= Madstone (folklore) =

Folkloric rabies cure

In the folklore of the early United States, a madstone was a special medicinal substance that, when pressed into an animal bite, was believed to prevent rabies by drawing the "poison" out. The Encyclopedia Americana described it as "a vegetable substance or stone". Researchers publishing in 1958 reported "130 cases of healing attributed to the madstone" and "three authenticated stones in the United States today."

Another account relates an event "in or around 1939" that the madstone was used in Oklahoma. It claimed that the madstone was believed by the locals to have been an organ from an albino deer. This account says that the organ they were using was "from a regular deer, not albino." This account purported that the madstone had to be kept and stored in fresh milk, and that the milk had to be changed daily. It describes an event where an individual had been bitten in the leg by a rattlesnake. According to the account, "One by one, they would cut an X into his leg and apply the madstone to the cut. When the madstone was full, it would fall off. They would then rinse it out in the milk, cut an X and apply it again." In this account, the individual lived.

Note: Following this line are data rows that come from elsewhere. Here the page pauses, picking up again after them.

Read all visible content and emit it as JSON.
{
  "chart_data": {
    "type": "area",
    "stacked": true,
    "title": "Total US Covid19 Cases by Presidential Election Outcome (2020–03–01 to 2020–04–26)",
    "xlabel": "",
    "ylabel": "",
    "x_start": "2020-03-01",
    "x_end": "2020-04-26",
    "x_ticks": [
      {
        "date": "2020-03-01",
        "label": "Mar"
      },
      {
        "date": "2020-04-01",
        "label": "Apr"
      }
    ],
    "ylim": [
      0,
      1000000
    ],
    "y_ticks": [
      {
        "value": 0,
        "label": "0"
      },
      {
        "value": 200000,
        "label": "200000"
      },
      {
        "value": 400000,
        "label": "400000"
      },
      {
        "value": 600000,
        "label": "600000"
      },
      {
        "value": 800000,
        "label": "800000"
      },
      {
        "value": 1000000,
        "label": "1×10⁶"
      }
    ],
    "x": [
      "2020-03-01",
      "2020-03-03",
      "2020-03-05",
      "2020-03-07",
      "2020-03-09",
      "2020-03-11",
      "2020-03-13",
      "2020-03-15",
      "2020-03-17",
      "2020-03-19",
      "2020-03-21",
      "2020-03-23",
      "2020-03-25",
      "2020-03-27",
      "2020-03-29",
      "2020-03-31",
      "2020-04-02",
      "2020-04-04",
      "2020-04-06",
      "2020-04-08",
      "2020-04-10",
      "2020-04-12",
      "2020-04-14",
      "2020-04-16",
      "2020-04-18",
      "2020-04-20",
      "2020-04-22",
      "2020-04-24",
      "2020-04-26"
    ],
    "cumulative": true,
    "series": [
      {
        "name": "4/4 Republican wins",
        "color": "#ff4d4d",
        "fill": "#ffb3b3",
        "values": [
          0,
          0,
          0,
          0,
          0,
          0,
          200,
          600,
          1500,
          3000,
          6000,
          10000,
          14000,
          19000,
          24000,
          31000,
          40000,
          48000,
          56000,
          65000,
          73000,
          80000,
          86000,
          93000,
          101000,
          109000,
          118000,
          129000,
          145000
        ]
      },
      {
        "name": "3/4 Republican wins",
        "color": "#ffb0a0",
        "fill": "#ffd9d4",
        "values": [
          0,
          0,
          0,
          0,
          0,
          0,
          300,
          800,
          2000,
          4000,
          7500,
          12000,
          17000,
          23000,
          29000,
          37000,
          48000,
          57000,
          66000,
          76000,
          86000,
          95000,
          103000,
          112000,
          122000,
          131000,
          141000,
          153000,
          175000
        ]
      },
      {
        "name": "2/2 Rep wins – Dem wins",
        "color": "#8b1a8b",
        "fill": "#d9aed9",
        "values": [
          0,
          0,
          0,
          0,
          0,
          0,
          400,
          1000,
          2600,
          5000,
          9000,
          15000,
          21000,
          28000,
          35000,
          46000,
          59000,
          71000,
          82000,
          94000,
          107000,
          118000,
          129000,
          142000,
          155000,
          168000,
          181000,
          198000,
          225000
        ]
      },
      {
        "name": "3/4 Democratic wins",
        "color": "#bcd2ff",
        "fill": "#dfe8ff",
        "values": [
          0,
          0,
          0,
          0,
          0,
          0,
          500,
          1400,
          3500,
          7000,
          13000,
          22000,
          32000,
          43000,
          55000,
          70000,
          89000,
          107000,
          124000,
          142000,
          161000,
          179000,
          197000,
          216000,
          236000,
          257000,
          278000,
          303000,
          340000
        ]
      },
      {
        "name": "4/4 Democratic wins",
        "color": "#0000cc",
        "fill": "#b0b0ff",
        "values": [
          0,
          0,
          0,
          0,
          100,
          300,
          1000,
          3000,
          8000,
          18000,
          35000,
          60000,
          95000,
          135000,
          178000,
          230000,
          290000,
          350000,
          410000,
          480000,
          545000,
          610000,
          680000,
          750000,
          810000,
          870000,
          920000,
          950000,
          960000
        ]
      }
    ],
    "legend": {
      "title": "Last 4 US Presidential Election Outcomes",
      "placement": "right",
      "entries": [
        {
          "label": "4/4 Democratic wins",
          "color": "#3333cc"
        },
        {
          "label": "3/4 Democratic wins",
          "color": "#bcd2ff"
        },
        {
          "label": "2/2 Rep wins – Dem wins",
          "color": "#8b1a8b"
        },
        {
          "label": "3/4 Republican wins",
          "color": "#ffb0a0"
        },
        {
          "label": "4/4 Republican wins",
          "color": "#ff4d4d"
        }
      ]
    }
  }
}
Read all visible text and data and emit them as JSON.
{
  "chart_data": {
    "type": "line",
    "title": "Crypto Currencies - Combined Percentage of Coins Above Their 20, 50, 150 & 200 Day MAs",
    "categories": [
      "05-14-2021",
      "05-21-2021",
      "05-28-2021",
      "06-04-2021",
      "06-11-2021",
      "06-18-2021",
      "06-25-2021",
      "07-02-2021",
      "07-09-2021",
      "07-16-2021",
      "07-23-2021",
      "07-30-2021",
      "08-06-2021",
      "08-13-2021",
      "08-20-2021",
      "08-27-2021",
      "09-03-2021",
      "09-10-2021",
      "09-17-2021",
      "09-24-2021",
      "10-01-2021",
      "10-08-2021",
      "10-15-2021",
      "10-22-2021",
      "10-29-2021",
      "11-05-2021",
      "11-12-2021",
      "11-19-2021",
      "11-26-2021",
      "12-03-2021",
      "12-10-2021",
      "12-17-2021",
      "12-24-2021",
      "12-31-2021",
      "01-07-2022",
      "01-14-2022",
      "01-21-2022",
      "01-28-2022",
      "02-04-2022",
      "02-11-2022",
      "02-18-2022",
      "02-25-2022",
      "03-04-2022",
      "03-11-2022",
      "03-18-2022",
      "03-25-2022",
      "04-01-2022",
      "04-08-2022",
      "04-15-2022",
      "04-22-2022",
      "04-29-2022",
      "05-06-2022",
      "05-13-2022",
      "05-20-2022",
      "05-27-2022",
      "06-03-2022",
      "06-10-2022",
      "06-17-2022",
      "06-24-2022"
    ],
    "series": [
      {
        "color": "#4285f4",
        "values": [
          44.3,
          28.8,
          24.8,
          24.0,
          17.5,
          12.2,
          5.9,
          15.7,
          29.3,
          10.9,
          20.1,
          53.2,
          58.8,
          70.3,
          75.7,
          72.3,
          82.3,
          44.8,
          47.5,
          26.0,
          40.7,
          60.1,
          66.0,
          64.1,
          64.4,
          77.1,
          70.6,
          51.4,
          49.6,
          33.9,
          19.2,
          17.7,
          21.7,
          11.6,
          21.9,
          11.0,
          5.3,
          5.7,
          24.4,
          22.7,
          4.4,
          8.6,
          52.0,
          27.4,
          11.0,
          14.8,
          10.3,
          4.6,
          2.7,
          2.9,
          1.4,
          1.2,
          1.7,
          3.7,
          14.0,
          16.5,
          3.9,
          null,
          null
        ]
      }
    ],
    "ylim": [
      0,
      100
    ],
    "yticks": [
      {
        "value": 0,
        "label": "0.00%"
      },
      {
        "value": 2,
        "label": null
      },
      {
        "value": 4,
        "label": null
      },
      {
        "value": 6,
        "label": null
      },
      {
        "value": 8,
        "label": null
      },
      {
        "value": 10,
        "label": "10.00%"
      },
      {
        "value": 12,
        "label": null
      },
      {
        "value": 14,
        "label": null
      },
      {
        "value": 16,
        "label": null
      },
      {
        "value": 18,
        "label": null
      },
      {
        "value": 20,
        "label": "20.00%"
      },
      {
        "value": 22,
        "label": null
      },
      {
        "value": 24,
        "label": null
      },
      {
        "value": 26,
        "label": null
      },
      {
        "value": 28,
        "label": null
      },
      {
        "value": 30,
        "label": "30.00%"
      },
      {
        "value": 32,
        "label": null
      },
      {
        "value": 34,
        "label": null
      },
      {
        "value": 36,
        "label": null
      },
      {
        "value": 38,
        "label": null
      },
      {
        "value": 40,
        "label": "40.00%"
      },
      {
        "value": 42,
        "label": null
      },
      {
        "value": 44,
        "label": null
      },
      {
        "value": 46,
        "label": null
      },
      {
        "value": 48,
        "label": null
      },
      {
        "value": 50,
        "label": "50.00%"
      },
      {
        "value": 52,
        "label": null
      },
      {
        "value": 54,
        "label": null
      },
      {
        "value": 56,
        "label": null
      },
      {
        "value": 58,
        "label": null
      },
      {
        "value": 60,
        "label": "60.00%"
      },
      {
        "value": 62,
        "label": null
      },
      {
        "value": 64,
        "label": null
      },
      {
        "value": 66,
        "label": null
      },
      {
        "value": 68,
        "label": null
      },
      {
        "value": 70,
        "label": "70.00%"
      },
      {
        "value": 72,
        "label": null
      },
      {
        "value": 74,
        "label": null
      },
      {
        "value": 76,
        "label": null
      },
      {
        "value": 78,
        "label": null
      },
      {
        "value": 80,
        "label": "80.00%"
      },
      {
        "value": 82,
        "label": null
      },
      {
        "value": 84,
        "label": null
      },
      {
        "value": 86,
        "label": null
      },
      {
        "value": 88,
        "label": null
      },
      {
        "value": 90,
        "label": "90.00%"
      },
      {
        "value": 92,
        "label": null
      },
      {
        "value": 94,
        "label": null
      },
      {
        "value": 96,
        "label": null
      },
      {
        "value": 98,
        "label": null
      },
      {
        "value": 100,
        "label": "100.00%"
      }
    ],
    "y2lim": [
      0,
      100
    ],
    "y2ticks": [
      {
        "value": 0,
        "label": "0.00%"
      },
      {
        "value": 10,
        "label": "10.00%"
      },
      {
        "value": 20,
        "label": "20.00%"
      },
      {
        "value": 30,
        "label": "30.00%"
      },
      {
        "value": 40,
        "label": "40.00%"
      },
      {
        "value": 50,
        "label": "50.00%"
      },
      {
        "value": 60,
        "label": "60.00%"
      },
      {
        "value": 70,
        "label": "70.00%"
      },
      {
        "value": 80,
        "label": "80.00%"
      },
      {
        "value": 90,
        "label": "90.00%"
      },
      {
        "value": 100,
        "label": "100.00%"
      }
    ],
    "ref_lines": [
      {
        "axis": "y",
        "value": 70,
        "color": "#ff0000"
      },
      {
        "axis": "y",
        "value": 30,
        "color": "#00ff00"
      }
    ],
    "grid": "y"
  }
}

Researchers have speculated that there might be some connection between the belief in the madstone and fictitious Talisman written of in a novel by that name by Sir Walter Scott which cures a dog bite victim and is brought back from The Holy Land by crusaders, "...but though many cures were wrought by means of it in Europe, none equalled in success and celebrity those which the Soldan achieved. It is still in existence, having been bequeathed by the Earl of Huntingdon to a brave knight of Scotland, Sir Simon of the Lee, in whose ancient and highly honoured family it is still preserved; and although charmed stones have been dismissed from the modern Pharmacopoeia, its virtues are still applied to for stopping blood, and in cases of canine madness."